Since then, I could  not express my desires. All you can get from me are all "yes". That's why I have many regrets, too many hidden what ifs in my life. Like, "what if I held longer?" "What if I gave it all?" and many more questions that I cannot fathom myself.
Those questions are disturbing me every night because I knew I cannot go back to the past. Inorder for me to change it.
Yes, it may be too impossible. Indeed a very impossible possibilities but here I am thinking those thoughts all over again.

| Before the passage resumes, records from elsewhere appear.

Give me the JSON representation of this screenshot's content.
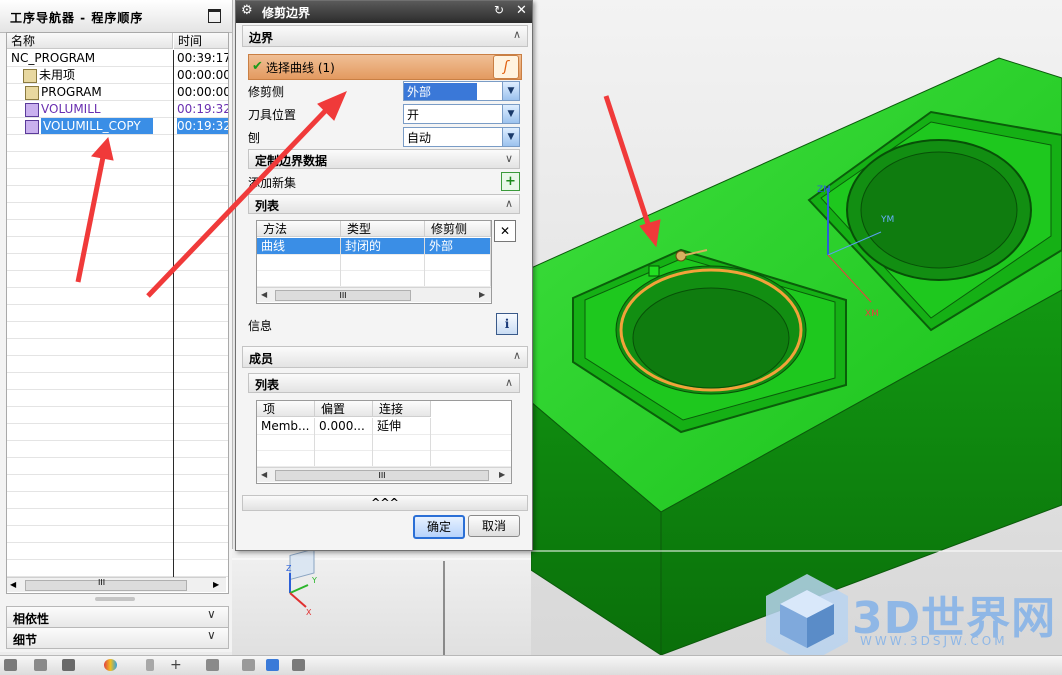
{
  "navigator": {
    "title": "工序导航器 - 程序顺序",
    "col_name": "名称",
    "col_time": "时间",
    "rows": [
      {
        "name": "NC_PROGRAM",
        "time": "00:39:17"
      },
      {
        "name": "未用项",
        "time": "00:00:00"
      },
      {
        "name": "PROGRAM",
        "time": "00:00:00"
      },
      {
        "name": "VOLUMILL",
        "time": "00:19:32"
      },
      {
        "name": "VOLUMILL_COPY",
        "time": "00:19:32"
      }
    ],
    "scroll_mark": "III",
    "panel_dependencies": "相依性",
    "panel_details": "细节"
  },
  "dialog": {
    "title": "修剪边界",
    "section_boundary": "边界",
    "select_curve": "选择曲线 (1)",
    "trim_side_label": "修剪侧",
    "trim_side_value": "外部",
    "tool_position_label": "刀具位置",
    "tool_position_value": "开",
    "plane_label": "刨",
    "plane_value": "自动",
    "custom_boundary_data": "定制边界数据",
    "add_new_set": "添加新集",
    "list_section": "列表",
    "list_headers": [
      "方法",
      "类型",
      "修剪侧"
    ],
    "list_rows": [
      [
        "曲线",
        "封闭的",
        "外部"
      ]
    ],
    "info_label": "信息",
    "section_members": "成员",
    "members_list_section": "列表",
    "members_headers": [
      "项",
      "偏置",
      "连接"
    ],
    "members_rows": [
      [
        "Memb...",
        "0.000...",
        "延伸"
      ]
    ],
    "scroll_mark": "III",
    "more_mark": "^^^",
    "ok": "确定",
    "cancel": "取消"
  },
  "viewport": {
    "axis_labels": {
      "z": "ZM",
      "y": "YM",
      "x": "XM"
    },
    "triad_labels": {
      "z": "Z",
      "y": "Y",
      "x": "X"
    }
  },
  "watermark": {
    "brand": "3D世界网",
    "url": "WWW.3DSJW.COM"
  },
  "colors": {
    "part_green": "#17c417",
    "part_dark": "#0d7a0d",
    "highlight_curve": "#f2a23a",
    "arrow_red": "#f03a3a",
    "selection_blue": "#3a8ee6",
    "watermark": "#8fb7e6"
  }
}
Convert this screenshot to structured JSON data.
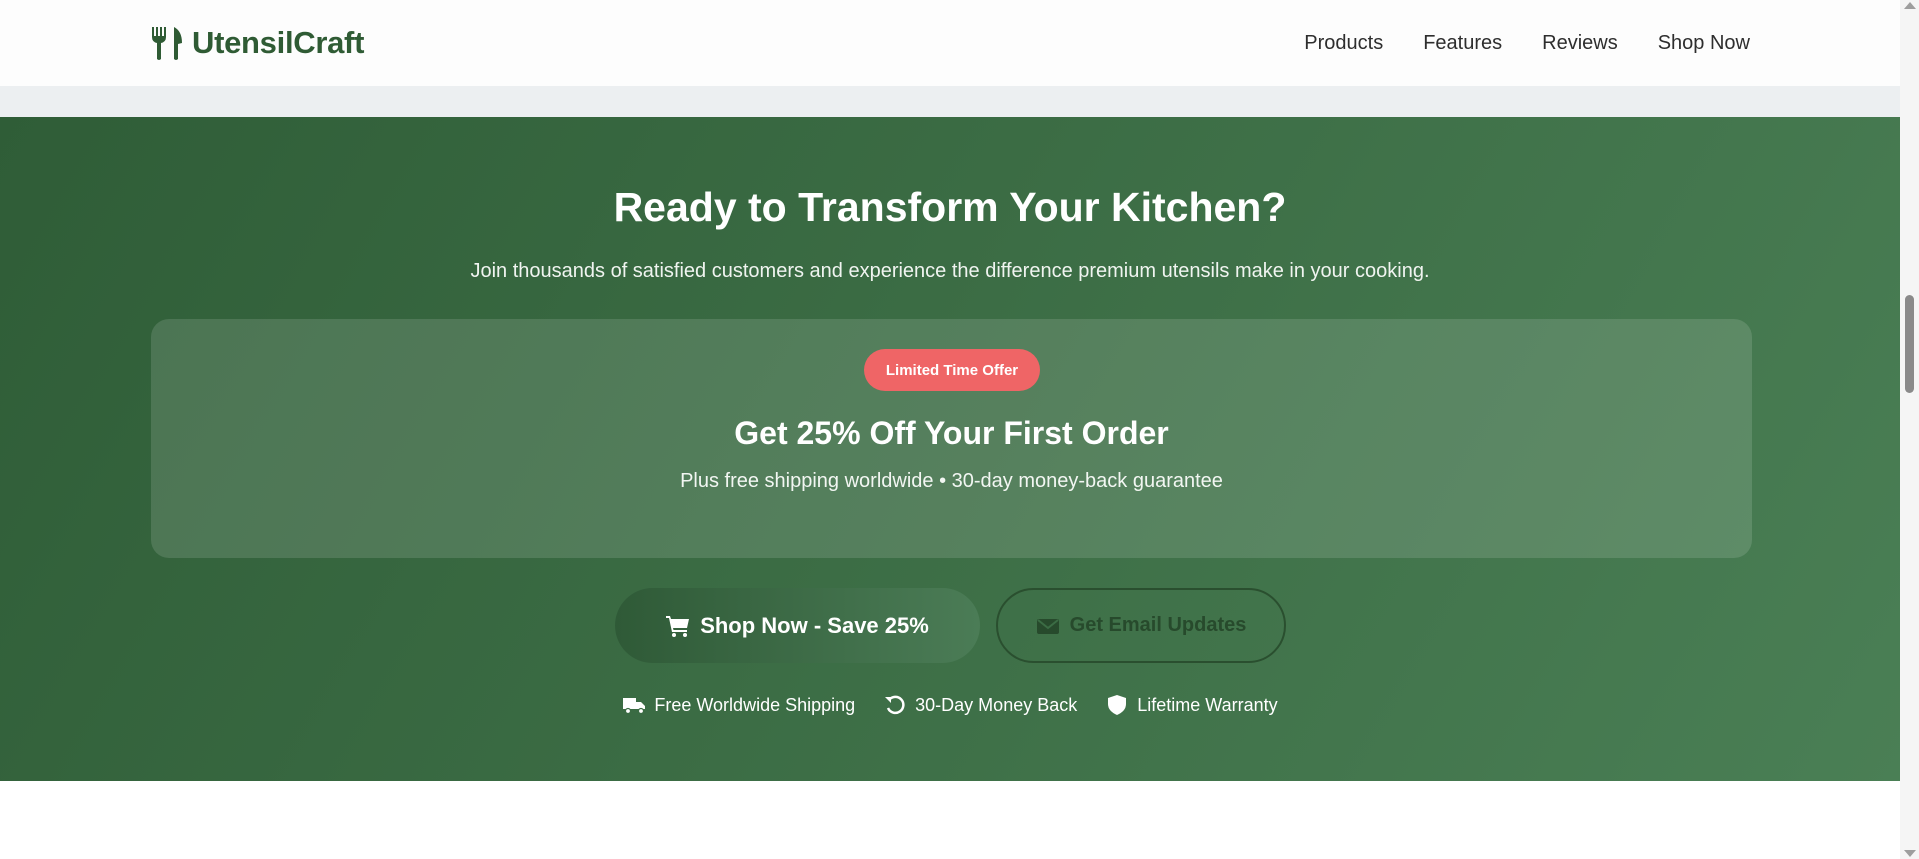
{
  "header": {
    "brand": "UtensilCraft",
    "nav": [
      {
        "label": "Products"
      },
      {
        "label": "Features"
      },
      {
        "label": "Reviews"
      },
      {
        "label": "Shop Now"
      }
    ]
  },
  "cta": {
    "title": "Ready to Transform Your Kitchen?",
    "subtitle": "Join thousands of satisfied customers and experience the difference premium utensils make in your cooking.",
    "offer": {
      "badge": "Limited Time Offer",
      "title": "Get 25% Off Your First Order",
      "subtitle": "Plus free shipping worldwide • 30-day money-back guarantee"
    },
    "primary_button": {
      "label": "Shop Now - Save 25%",
      "icon": "shopping-cart-icon"
    },
    "secondary_button": {
      "label": "Get Email Updates",
      "icon": "envelope-icon"
    },
    "guarantees": [
      {
        "label": "Free Worldwide Shipping",
        "icon": "shipping-truck-icon"
      },
      {
        "label": "30-Day Money Back",
        "icon": "undo-icon"
      },
      {
        "label": "Lifetime Warranty",
        "icon": "shield-icon"
      }
    ]
  },
  "colors": {
    "brand_green": "#2f5b34",
    "section_green": "#3b6c44",
    "badge_red": "#ef6566"
  }
}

Fun fact, I'm not true to myself. I hate lies and liars. But here I am, lying to myself. I now end up living my pet peeve all along. Thus, that's why ended up losing my true self. When will be this dilemma of mine ends? I'm afraid of the outcome. I'm scared enough that at the end of this battle, I'm no longer me.

I have almost everything. A complete family. Real friends. I have enough support system thus, I can buy my wants and needs. But amidst to that, I am still lacking...incomplete...not contented on what I have.
How ungrateful that could be?

Maybe that's why I'm feeling this way because of this reason.
Somehow you will find this reason, a petty one. But the hell I care.

Here it is,  to be honest the reason why I didn't have a long-lasting relationship because it's not that they don't deserve me but it's the other way around. Yes I overthink a lot.  But, I will not tell them my feelings because once I'm attached to someone. All that I could think of is that, I should be perfect in their eyes. I should not give them problems. Thus, I avoid problems and arguments while were a thing. So I tend to lose my true identity. That is why in the end, I keep questioning myself. Am I doing the right thing? Do I have to adjust for his sake? And disregard mine? Then by that, I could not handle my thoughts anymore. So I tend to do the easiest way. To leave. To escape. What a coward girl you got there?

Hence, that made me a silent insecure hypocrite bitch. Beware.